The story of India Pale Ale (IPA) goes back to the 17th century when England was a major colonial power. At this time, the brewers of the city of Burton-on-Trent brewed exclusively for the East India Company. What made this beer special was the use of water from central England, a region where the water contained higher than average levels of calcium and sulphates leading to a dryer and more bitter beer. It took a ship almost five months to get this beer all the way to Brits stationed in India - too long to keep regular beer from going off. By adding extra hops (which act as a preservative) the beer stayed fresher for longer. Export beer was more heavily hopped and therefore more bitter. Eventually, these ales were exported not only to India but to the US as well.

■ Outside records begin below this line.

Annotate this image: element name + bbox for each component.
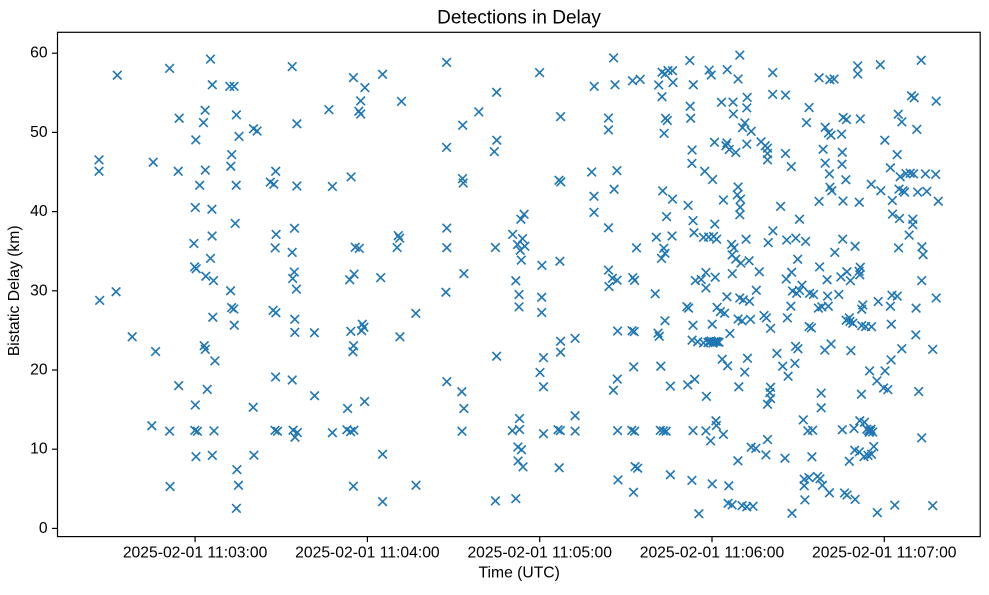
svg-text:2025-02-01 11:04:00: 2025-02-01 11:04:00 bbox=[295, 544, 440, 561]
svg-text:30: 30 bbox=[30, 282, 48, 299]
svg-text:Detections in Delay: Detections in Delay bbox=[437, 8, 601, 29]
svg-text:2025-02-01 11:06:00: 2025-02-01 11:06:00 bbox=[640, 544, 785, 561]
svg-text:0: 0 bbox=[39, 520, 48, 537]
svg-text:20: 20 bbox=[30, 362, 48, 379]
svg-text:Bistatic Delay (km): Bistatic Delay (km) bbox=[6, 225, 23, 356]
svg-text:2025-02-01 11:07:00: 2025-02-01 11:07:00 bbox=[812, 544, 957, 561]
svg-text:40: 40 bbox=[30, 203, 48, 220]
svg-text:Time (UTC): Time (UTC) bbox=[479, 564, 560, 581]
svg-text:10: 10 bbox=[30, 441, 48, 458]
svg-text:2025-02-01 11:05:00: 2025-02-01 11:05:00 bbox=[467, 544, 612, 561]
svg-text:60: 60 bbox=[30, 45, 48, 62]
svg-text:2025-02-01 11:03:00: 2025-02-01 11:03:00 bbox=[123, 544, 268, 561]
svg-text:50: 50 bbox=[30, 124, 48, 141]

By adding extra hops to beer (which act as a preservative), the beer stayed fresher for longer.
It was only in the early 1980s that American craft brewers started using new varieties of hops such as Cascade (citrus aroma) or Simcoe (cedar aroma) to produce the character of the contemporary IPA. Yet there is still a difference between American and English IPAs. English beers tend more towards earthy, floral aromas and balance the biscuity malt flavours. American IPAs have a clear focus on the hops, mainly citrus, cedar and sometimes tropical or resinous flavours.

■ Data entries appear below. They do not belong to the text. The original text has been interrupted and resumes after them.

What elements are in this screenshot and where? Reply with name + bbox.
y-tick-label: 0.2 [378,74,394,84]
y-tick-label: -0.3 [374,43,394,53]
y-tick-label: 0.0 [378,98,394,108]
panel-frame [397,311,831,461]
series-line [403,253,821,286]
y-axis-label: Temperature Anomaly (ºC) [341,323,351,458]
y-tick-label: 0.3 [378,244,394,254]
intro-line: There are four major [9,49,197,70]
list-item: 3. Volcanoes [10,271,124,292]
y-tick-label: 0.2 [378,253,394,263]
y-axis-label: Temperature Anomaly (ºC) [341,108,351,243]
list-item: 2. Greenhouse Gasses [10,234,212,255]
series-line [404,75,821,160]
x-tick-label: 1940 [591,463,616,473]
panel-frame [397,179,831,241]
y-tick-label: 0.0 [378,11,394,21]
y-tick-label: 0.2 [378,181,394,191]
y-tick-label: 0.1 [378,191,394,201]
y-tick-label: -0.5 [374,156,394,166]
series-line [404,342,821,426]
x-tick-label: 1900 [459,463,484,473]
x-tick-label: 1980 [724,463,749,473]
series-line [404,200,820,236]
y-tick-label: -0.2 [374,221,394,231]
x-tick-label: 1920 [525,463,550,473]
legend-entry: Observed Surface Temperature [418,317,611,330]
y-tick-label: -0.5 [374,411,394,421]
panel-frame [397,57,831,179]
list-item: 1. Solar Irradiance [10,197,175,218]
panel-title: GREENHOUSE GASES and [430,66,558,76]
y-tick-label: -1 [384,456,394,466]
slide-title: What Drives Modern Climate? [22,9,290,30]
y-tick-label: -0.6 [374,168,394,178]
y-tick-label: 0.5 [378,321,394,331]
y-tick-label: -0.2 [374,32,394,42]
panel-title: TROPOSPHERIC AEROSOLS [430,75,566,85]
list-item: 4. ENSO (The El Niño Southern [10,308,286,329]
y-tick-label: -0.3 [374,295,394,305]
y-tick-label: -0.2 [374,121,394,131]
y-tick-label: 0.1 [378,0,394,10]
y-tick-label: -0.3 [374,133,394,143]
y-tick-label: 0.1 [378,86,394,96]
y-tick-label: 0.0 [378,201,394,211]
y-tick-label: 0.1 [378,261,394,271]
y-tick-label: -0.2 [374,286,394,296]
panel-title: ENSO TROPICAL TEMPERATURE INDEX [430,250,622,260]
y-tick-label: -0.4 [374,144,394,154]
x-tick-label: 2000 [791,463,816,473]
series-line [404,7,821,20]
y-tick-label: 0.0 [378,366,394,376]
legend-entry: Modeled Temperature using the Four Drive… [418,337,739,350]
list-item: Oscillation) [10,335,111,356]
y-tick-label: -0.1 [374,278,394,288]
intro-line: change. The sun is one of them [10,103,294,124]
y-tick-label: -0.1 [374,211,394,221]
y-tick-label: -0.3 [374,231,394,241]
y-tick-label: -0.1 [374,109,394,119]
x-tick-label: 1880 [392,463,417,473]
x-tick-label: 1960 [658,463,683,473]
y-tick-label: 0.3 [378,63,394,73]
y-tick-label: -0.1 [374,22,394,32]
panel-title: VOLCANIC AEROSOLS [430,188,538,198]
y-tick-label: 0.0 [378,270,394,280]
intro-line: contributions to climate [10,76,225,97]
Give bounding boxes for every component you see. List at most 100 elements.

Usually, hops are cooked during the brewing process. Dry hopping is the addition of (extra) hops to the cooled wort (after the cooking process) and ensures a hoppy aroma. With dry hopping, the hop is added to the ripening tank, late in the fermentation process or during ripening. With top fermentation, dry hopping takes between seven and fourteen days.
In general, IPAs vary from 5.5 to 7.5% alcohol content with a golden to copper colour. They’re usually filtered, but sometimes have a light film. To balance the overwhelming hoppiness, IPAs contain lightly caramelised pale malts, which add a doughy note of biscuits or toast. Ale yeast strengthens the fruity citrus tones.
Session style IPAs have a low alcohol percentage, yet retain a nice full flavour. There are ‘sessions’ which contain just 2.5% alcohol and deliver an explosion of taste and aroma.
A characteristic dark variant of the IPA, also known as Cascadian Dark Ale. The black colour is caused by the use of roasted malts, but it has the typical aroma of the IPA.
Double IPA or Imperial IPA is a strong, hoppy variant with high levels of malt and hops. This gives DIPA an alcohol level ranging from 8-12% and a bitterness of over 60 IBU.
A beer cocktail inspired by the Americano (a classic Italian aperitif) in which a DIPA is mixed with sweet Vermouth and Campari and garnished with a wedge of grapefruit or orange zest.
What food goes well with such bitter beer? Spicy foods are often seen as the perfect companion to the IPA, but are they really the best match? You’re better off choosing fatty and protein-packed foods such as salmon, intense (blue) cheeses or roasted meat. Deep-fried snacks or cheesy pizzas also go well with an IPA. IPAs are best served in tulip-shaped glasses or pint glasses at a temperature of between 5 and 7 degrees Celsius.